I’ve always wanted to write about my father, but at one point I sensed a feeling of urgency. And when you perceive this feeling you have to write. This novel imposed itself as a necessity”, Violette d’Urso tells Il Foglio, before adding: “Searching through the archive photos in my room, I found a letter I wrote to my mother, ‘Papa n’est pas mort’, and a drawing: the cover of a book, ‘Le livre de Violette d’Urso’”. Art dealer, businessman and elegant arbiter, Luigi d’Urso, born in Rome but of Neapolitan origins, married Inès de la Fressange, Chanel egeria and icon of Parisian chic, in 1990. With her he had two daughters, Nina, now twenty-nine, and Violette, in fact, who is twenty-three. Dandy, eccentric, lover of excesses, Luigi d’Urso launched in France the fashion of “mocassins à picots”, moccasins with rubber pads.

“There are people who have a knack for living. They beautify the world and beings only with their presence. Luigi was this kind of person,” wrote Frédéric Beigbeder, writer and socialite companion of Violette’s father in the 1990s. Luigi d’Urso’s heart stopped beating on a night in March 2006 on the stairs of the building where he lived, in rue Montalivet, in the eighth arrondissement. Perhaps his body could no longer bear the evil that was destroying it: heroin. “The discovery of my father’s drug addiction was a violent shock”, Violette d’Urso tells Il Foglio. A secret that the mother has tried to keep as long as possible. “In her way, by doing so, she preserved my sister and me, and allowed us to have happy lives. You have perpetuated something very Neapolitan, ‘dancing on the volcano’: there has been a tragedy, but we must try to be happy anyway ”.

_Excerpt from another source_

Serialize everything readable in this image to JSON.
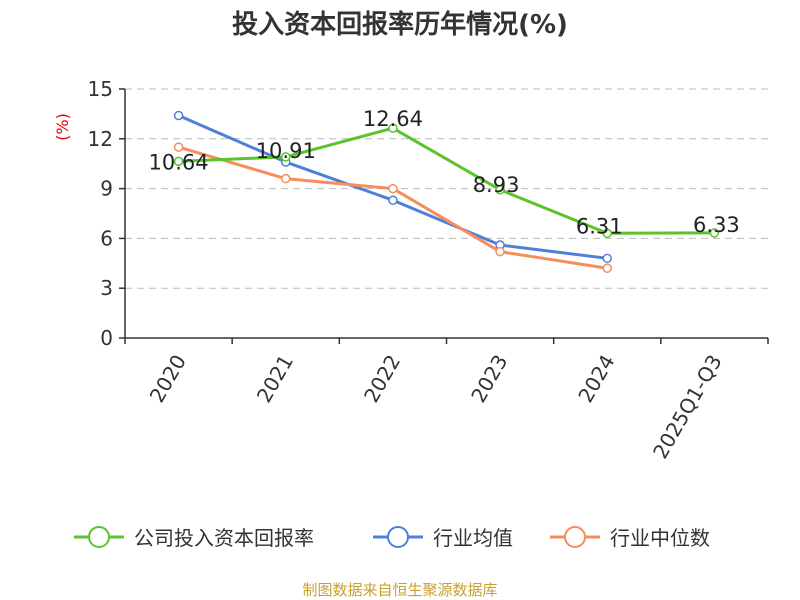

Like Anne, the protagonist of the novel, Violette multiplied her trips to Italy in search of her father, to talk to those who had had the privilege of meeting him: she went to Bologna where she discovered her proximity to extreme left movements, in Rome , in her hometown, in Naples, among the tailors who designed her clothes, and in Palermo, “the only city where beggars can live in palaces”, as someone told her one day, the city of a southern aristocracy in decline, a world of elegance and refinement of which his father was one of the last representatives. “At the beginning of my research he turned out to be the opposite of the one I thought I knew. Then, little by little, I regained possession of the image I had of him: it matched the image of the person I had in my head. The book is a set of proofs that confirms that what I knew about him was true”, says Violette, remembering that lady she met in Palermo and told her: “Trust what you hear and not what others say about him . He is your father and nobody else’s”.

Anne/Violette writes: “My father was Italian and Catholic culture had always been important to us, even if little practised. I loved the Christian aesthetics, the stained glass windows, the liturgy, the statues of Mary, the candles, the songs, the stories about the saints. Even today, when the light passes through the windows behind the altar, I have the impression that it has been penetrated by my father’s spirit and I close my eyes as a sign of gratitude”.